Il diritto all’inclusione sancito dall’art. 19 della Convenzione Onu sui diritti delle persone con disabilità (2006), si concretizza sostanzialmente in due direzioni: la pari opportunità di partecipazione alla vita sociale e la libertà di scelta nelle decisioni della propria vita. Questo secondo punto interroga gli operatori sociali. Diverse ricerche mostrano come le scelte siano ridotte dalla natura ‘assistenziale’ dei servizi offerti e da un certo ‘paternalismo’, diffuso nella società e nell’ambito operativo stesso.
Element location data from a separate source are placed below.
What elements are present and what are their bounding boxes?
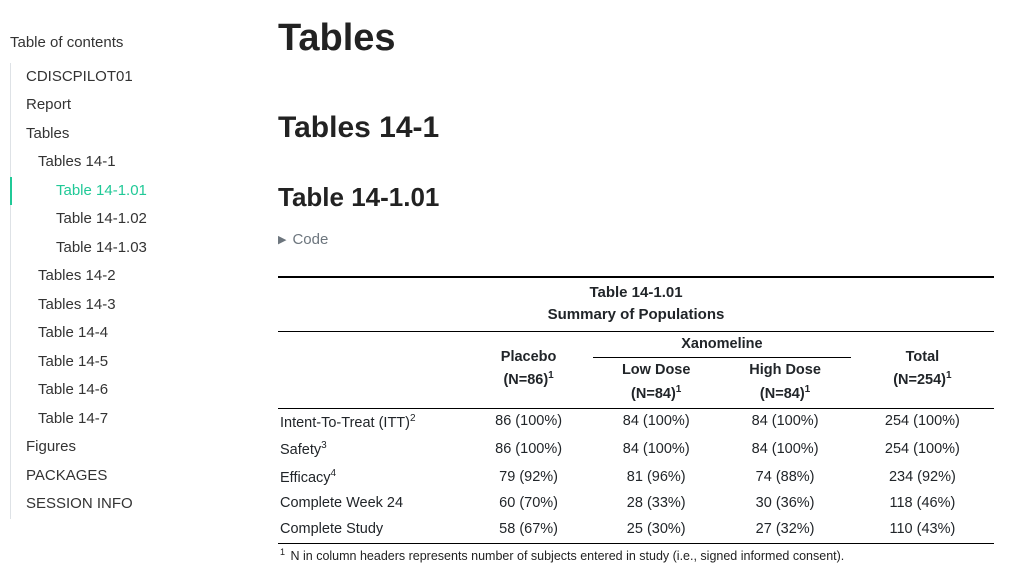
cell: 74 (88%) [719, 464, 850, 492]
toc-link[interactable]: Table 14-1.01 [10, 177, 248, 206]
col-total: Total [906, 349, 940, 365]
toc-link[interactable]: Table 14-5 [10, 348, 248, 377]
subsection-title: Table 14-1.01 [278, 178, 994, 217]
cell: 110 (43%) [851, 517, 994, 543]
footnote: 1 N in column headers represents number … [280, 546, 992, 565]
cell: 58 (67%) [464, 517, 593, 543]
section-title: Tables 14-1 [278, 105, 994, 150]
toc-item: CDISCPILOT01 [11, 63, 248, 92]
cell: 25 (30%) [593, 517, 719, 543]
toc-link[interactable]: Tables 14-3 [10, 291, 248, 320]
cell: 254 (100%) [851, 408, 994, 436]
col-spanner-xanomeline: Xanomeline [681, 336, 762, 352]
toc-link[interactable]: Table 14-6 [10, 376, 248, 405]
toc-link[interactable]: Table 14-1.03 [10, 234, 248, 263]
toc-item: Report [11, 91, 248, 120]
col-total-n: (N=254)1 [893, 372, 951, 388]
row-label: Complete Week 24 [278, 491, 464, 517]
cell: 81 (96%) [593, 464, 719, 492]
cell: 28 (33%) [593, 491, 719, 517]
toc-link[interactable]: Table 14-1.02 [10, 205, 248, 234]
toc-item: Table 14-4 [11, 319, 248, 348]
toc-item: PACKAGES [11, 462, 248, 491]
toc-link[interactable]: Table 14-4 [10, 319, 248, 348]
page-title: Tables [278, 10, 994, 67]
table-subtitle: Summary of Populations [278, 304, 994, 331]
caret-right-icon: ▶ [278, 232, 286, 249]
toc-item: Table 14-1.01 [11, 177, 248, 206]
toc-link[interactable]: Table 14-7 [10, 405, 248, 434]
sidebar: Table of contents CDISCPILOT01ReportTabl… [0, 0, 248, 566]
cell: 84 (100%) [593, 408, 719, 436]
table-row: Safety386 (100%)84 (100%)84 (100%)254 (1… [278, 436, 994, 464]
toc-link[interactable]: Tables 14-1 [10, 148, 248, 177]
cell: 118 (46%) [851, 491, 994, 517]
col-lowdose: Low Dose [622, 362, 690, 378]
cell: 254 (100%) [851, 436, 994, 464]
col-placebo: Placebo [501, 349, 557, 365]
code-toggle[interactable]: ▶ Code [278, 229, 994, 252]
toc-link[interactable]: Tables [10, 120, 248, 149]
toc-link[interactable]: Figures [10, 433, 248, 462]
data-table: Placebo (N=86)1 Xanomeline Total (N=254)… [278, 331, 994, 543]
cell: 86 (100%) [464, 436, 593, 464]
cell: 86 (100%) [464, 408, 593, 436]
row-label: Safety3 [278, 436, 464, 464]
col-placebo-n: (N=86)1 [503, 372, 553, 388]
toc-link[interactable]: Report [10, 91, 248, 120]
toc-item: Table 14-6 [11, 376, 248, 405]
table-row: Complete Week 2460 (70%)28 (33%)30 (36%)… [278, 491, 994, 517]
toc-item: Table 14-5 [11, 348, 248, 377]
table-row: Intent-To-Treat (ITT)286 (100%)84 (100%)… [278, 408, 994, 436]
table-row: Efficacy479 (92%)81 (96%)74 (88%)234 (92… [278, 464, 994, 492]
toc-link[interactable]: SESSION INFO [10, 490, 248, 519]
toc-item: Table 14-7 [11, 405, 248, 434]
col-highdose-n: (N=84)1 [760, 386, 810, 402]
toc-item: SESSION INFO [11, 490, 248, 519]
row-label: Intent-To-Treat (ITT)2 [278, 408, 464, 436]
col-lowdose-n: (N=84)1 [631, 386, 681, 402]
toc-item: Tables [11, 120, 248, 149]
toc-item: Tables 14-2 [11, 262, 248, 291]
cell: 27 (32%) [719, 517, 850, 543]
toc-title: Table of contents [10, 30, 248, 57]
cell: 84 (100%) [719, 408, 850, 436]
row-label: Efficacy4 [278, 464, 464, 492]
cell: 84 (100%) [593, 436, 719, 464]
table-row: Complete Study58 (67%)25 (30%)27 (32%)11… [278, 517, 994, 543]
row-label: Complete Study [278, 517, 464, 543]
cell: 84 (100%) [719, 436, 850, 464]
cell: 79 (92%) [464, 464, 593, 492]
toc-link[interactable]: CDISCPILOT01 [10, 63, 248, 92]
table-footnotes: 1 N in column headers represents number … [278, 543, 994, 566]
toc-list: CDISCPILOT01ReportTablesTables 14-1Table… [10, 63, 248, 519]
toc-link[interactable]: Tables 14-2 [10, 262, 248, 291]
code-toggle-label: Code [292, 229, 328, 252]
toc-item: Tables 14-1 [11, 148, 248, 177]
toc-link[interactable]: PACKAGES [10, 462, 248, 491]
cell: 234 (92%) [851, 464, 994, 492]
cell: 60 (70%) [464, 491, 593, 517]
table-title: Table 14-1.01 [278, 278, 994, 305]
col-highdose: High Dose [749, 362, 821, 378]
toc-item: Figures [11, 433, 248, 462]
summary-table: Table 14-1.01 Summary of Populations Pla… [278, 276, 994, 566]
main-content: Tables Tables 14-1 Table 14-1.01 ▶ Code … [248, 0, 1024, 566]
toc-item: Tables 14-3 [11, 291, 248, 320]
toc-item: Table 14-1.03 [11, 234, 248, 263]
cell: 30 (36%) [719, 491, 850, 517]
toc-item: Table 14-1.02 [11, 205, 248, 234]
Dal punto di vista della politica sociale si è scelta spesso la via della personalizzazione, che dovrebbe permettere ai recettori dei servizi la capacità di scegliere e controllare le prestazioni di cura.
La personalizzazione si è tradotta in diversi sistemi di welfare nella previsione di trasferimenti monetari alle persone, diretti interessati e famiglie, per aumentare il loro potere di acquisto nelle cure, seppure spesso accompagnati da modalità di controllo della spesa. Un atteggiamento di tipo neoliberista, che rischia però di entrare in contraddizione con il significato di co-costruzione degli interventi. Il rischio è che in questa logica gli operatori sociali siano percepiti come figure oppressive o superflue, mentre – dal canto loro - non sempre le persone disabili o i loro familiari sono in grado di poter effettivamente compiere la scelta più giusta.
Possiamo dunque chiederci quale sia il corretto margine di azione degli operatori in un’ottica di processi più partecipativi nei percorsi d’aiuto, che coinvolgano direttamente le persone disabili, dando loro opportunità di decisioone e autorealizzazione. Sul piano metodologico la scelta giusta potrebbe essere l’approccio relazionale , nel quale l’operatore facilita e sostiene la libera azione di una rete di persone accomunate dal desiderio di affrontare i propri problemi. In quest’ottica tutti i soggetti coinvolti si applicano per raggiungere una finalità congiunta, i cui strumenti sono ad esempio il Progetto di vita (realizzato in Toscana ) e i gruppi di auto mutuo aiuto, rafforzati da un atteggiamento volto a sostenere il ‘potere’ (empowerment) delle persone con disabilità soprattutto di tipo intellettivo.